One of my annual indulgences this time of year is to eat pomegranate seeds. Pomegranates show up in the grocery store around the beginning of November, and a huge display of them is there until mid-December sometime, I guess. Maybe later than that. Here is the mythology behind the pomegranate, with which I am well acquainted because of my affiliation with Chi Omega.

They’re somewhat labor-intensive to prepare, because you have to stand over the sink and peel the seeds out of the membranes and into a bowl. And then when you eat them, you don’t chew — you crush them against the roof of your mouth and then swallow the seeds whole.

I remember the first time I saw someone preparing a pomegranate. It was my junior year in college, and there was a strange girl from Long Island living on my hall. Sororities at Duke are not — or weren’t at the time — residential, so Greeks and independents all lived together. I always liked that, because we didn’t live “in a vacuum,” so to speak — there were all kinds of people sharing the dorms with us, rather than just living and eating and socializing with the same people all the time.

Anyway, this girl: she was also in a sorority, but not the same one as me. I remember that she took forty-minute showers, lived in a “single” (without a roommate), and was constantly studying for the MCAT even though she was just a sophomore and wouldn’t take it for at least another year. She was very reclusive. But one night, she stood over the bathroom sink and carefully peeled the membranes of this strange-looking fruit, presumably to go back to her room and probably pick at the seeds all night while studying the ATP cycle or something. She was always nice to me, though. She couldn’t understand why I wasn’t as career-driven as she was (admittedly, I was an oddity at the school I chose), but she still talked to me when we were both in there at the same time.

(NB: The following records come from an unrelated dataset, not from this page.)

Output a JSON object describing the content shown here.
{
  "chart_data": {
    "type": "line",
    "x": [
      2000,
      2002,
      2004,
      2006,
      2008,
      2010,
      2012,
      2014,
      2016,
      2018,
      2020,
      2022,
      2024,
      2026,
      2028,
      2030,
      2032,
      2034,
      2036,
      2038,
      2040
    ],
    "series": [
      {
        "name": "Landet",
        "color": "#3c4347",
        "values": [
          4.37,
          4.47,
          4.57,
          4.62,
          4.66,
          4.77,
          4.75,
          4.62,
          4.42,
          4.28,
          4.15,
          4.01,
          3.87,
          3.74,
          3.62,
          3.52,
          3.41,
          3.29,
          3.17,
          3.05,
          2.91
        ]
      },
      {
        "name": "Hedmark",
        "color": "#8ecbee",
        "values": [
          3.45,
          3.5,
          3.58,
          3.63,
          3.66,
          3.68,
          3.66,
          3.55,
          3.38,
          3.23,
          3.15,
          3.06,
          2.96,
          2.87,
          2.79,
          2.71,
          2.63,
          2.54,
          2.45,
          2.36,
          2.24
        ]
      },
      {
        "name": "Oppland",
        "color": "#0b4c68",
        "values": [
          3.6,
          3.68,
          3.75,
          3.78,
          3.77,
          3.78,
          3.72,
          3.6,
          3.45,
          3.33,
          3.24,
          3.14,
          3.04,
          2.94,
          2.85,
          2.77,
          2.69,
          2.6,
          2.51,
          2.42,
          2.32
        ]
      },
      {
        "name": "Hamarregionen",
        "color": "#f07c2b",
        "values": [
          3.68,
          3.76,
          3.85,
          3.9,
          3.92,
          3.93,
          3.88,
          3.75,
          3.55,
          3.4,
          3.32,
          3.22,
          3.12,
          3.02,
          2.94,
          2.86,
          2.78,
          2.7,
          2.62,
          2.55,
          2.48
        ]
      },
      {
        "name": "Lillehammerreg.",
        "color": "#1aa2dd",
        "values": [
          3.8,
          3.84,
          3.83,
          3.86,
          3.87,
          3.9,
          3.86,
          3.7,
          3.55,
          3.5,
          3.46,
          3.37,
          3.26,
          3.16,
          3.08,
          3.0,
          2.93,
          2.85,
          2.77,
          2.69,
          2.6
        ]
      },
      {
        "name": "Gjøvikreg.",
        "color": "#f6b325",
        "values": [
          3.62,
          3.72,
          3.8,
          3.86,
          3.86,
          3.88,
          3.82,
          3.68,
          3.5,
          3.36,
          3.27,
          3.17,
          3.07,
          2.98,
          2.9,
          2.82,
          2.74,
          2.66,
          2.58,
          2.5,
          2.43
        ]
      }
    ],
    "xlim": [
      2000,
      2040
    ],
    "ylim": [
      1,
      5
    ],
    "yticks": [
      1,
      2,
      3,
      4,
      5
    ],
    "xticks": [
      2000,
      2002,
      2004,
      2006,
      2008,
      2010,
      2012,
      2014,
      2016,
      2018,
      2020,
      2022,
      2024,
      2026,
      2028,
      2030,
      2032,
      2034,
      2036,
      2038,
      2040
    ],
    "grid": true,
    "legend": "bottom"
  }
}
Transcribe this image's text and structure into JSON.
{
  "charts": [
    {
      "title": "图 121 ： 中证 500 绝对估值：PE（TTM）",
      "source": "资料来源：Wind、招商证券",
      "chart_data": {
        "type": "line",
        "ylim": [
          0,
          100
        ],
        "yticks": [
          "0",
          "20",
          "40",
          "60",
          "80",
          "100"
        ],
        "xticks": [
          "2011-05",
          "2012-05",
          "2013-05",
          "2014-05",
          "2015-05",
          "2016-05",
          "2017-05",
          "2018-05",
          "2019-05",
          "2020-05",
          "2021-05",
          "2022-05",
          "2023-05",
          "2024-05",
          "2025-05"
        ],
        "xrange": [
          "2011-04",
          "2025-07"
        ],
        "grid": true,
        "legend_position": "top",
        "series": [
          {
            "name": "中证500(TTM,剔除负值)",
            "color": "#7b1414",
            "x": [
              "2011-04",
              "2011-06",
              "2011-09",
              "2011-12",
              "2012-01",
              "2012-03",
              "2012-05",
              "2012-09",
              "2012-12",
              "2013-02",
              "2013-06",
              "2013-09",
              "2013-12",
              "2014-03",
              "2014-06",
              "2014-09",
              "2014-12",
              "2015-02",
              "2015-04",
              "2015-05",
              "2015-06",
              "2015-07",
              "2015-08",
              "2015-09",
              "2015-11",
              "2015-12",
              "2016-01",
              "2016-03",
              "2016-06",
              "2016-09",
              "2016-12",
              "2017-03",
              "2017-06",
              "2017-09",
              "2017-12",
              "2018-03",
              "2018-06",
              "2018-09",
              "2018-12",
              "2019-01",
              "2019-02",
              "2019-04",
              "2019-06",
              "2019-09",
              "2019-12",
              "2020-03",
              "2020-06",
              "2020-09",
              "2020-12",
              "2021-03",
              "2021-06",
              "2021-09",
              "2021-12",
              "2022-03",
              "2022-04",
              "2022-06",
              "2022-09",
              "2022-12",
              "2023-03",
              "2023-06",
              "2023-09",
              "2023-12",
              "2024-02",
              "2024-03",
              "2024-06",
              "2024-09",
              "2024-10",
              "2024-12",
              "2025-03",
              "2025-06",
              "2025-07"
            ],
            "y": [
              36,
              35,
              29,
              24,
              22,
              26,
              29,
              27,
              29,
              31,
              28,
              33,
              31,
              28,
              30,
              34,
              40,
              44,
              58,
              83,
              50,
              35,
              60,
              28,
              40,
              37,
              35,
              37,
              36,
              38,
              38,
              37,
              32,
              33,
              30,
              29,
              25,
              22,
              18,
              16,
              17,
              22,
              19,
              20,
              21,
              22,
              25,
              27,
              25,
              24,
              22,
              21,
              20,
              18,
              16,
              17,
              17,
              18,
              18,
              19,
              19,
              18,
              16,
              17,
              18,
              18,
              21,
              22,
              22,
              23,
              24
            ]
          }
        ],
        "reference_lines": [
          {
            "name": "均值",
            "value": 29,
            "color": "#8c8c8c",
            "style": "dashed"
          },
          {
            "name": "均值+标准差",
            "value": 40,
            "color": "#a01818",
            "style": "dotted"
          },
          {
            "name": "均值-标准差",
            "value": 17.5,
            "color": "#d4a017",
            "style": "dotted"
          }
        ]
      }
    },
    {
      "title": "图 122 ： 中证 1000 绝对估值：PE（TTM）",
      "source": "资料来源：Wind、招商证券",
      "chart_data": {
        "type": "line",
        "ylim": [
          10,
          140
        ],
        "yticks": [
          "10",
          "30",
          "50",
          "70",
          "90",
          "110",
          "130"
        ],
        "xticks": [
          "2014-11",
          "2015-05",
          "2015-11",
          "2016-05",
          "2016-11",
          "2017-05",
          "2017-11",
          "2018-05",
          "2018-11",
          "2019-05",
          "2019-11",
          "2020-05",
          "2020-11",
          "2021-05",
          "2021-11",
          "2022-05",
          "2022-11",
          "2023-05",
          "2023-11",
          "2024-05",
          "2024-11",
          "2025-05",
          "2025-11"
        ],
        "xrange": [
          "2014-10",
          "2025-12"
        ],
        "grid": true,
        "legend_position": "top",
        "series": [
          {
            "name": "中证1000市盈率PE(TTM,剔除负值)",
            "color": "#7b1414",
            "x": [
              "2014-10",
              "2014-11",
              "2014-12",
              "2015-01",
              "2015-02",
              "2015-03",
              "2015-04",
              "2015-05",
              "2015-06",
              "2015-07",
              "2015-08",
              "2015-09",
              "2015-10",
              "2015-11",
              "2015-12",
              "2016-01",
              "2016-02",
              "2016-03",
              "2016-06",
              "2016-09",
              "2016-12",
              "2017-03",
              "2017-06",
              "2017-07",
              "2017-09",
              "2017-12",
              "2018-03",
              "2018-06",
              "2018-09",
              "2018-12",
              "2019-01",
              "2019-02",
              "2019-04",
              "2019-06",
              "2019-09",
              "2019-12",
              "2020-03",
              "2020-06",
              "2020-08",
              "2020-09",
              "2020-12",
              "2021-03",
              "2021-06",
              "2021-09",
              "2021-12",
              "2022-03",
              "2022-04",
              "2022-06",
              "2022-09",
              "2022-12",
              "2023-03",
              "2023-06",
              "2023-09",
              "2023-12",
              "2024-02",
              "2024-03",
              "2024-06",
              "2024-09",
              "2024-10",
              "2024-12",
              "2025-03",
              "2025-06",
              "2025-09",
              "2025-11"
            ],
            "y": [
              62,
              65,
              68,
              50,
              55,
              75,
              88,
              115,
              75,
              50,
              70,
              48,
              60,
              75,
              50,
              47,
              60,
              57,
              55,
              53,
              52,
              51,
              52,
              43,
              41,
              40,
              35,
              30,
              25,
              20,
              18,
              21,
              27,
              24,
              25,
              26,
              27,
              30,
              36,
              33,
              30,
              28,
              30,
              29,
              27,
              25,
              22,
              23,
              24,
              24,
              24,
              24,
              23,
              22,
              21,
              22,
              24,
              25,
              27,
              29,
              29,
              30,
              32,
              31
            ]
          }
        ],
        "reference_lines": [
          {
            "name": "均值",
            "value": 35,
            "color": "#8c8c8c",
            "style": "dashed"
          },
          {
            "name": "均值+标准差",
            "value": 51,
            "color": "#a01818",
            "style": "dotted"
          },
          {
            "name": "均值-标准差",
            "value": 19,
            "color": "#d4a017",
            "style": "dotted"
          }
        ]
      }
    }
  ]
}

So I asked her about it, and she gave me a few seeds to taste. They’re like liquid Sweet Tarts with little chewable seeds in the middle. Very good, but very strong. And the acids in the juice are pretty strong, too. Good for you, apparently. And somewhere in the last few days, probably in Cooking Light, I read that pomegranates are high in fiber.

I need fiber. Lots and lots of fiber.

So today, since I was NOT wearing white or anything light-colored (pomegranate juice STAINS…. BADLY), I decided to have one of my pomegranates. Yum. They’re always a special part of my year.

And they always make me think of my ChiO sisters. Love you, ladies! 🙂

5 thoughts on “Pomegranate”

  1. I love Trader Joe’s pure Blueberry and Pomegranate juice mix…it is SO yummy. My old Landlord’s had a Pomegranate tree, and I got to pick as many as I wanted. A delicious, high maintanence fruit.

  2. Elyse wanted to buy a pomegranate this morning at Kroger! But since I have absolutely no idea what to do with one, we didn’t. You’ll have to teach me.

  3. I love pomegranates. Detest the juice.

    We had a pomegranate tree when I was little. I was FORBIDDEN from touching the fruit. At least my mom said it was because it would stain my clothes, not that they were poisonous or some such thing to make sure I didn’t touch…..

    Need to get me a pomegranate…. saw ’em in the store the other day.

  4. I looooove pomegranates. I’ve always eaten them one seed at a time as I work through the fruit though. I bet it would be less messy if I were to fully un-seed the fruit first. Never occurred to me, that…

  5. Oprah makes what she claims is the ultimate martini.. and it contains pom juice. I’m dying to try it. She actually puts some of the seeds in the bottom of the martini glasses.

    Pom juice is a brand name, by the way, and available at most Kroger and Publix stores.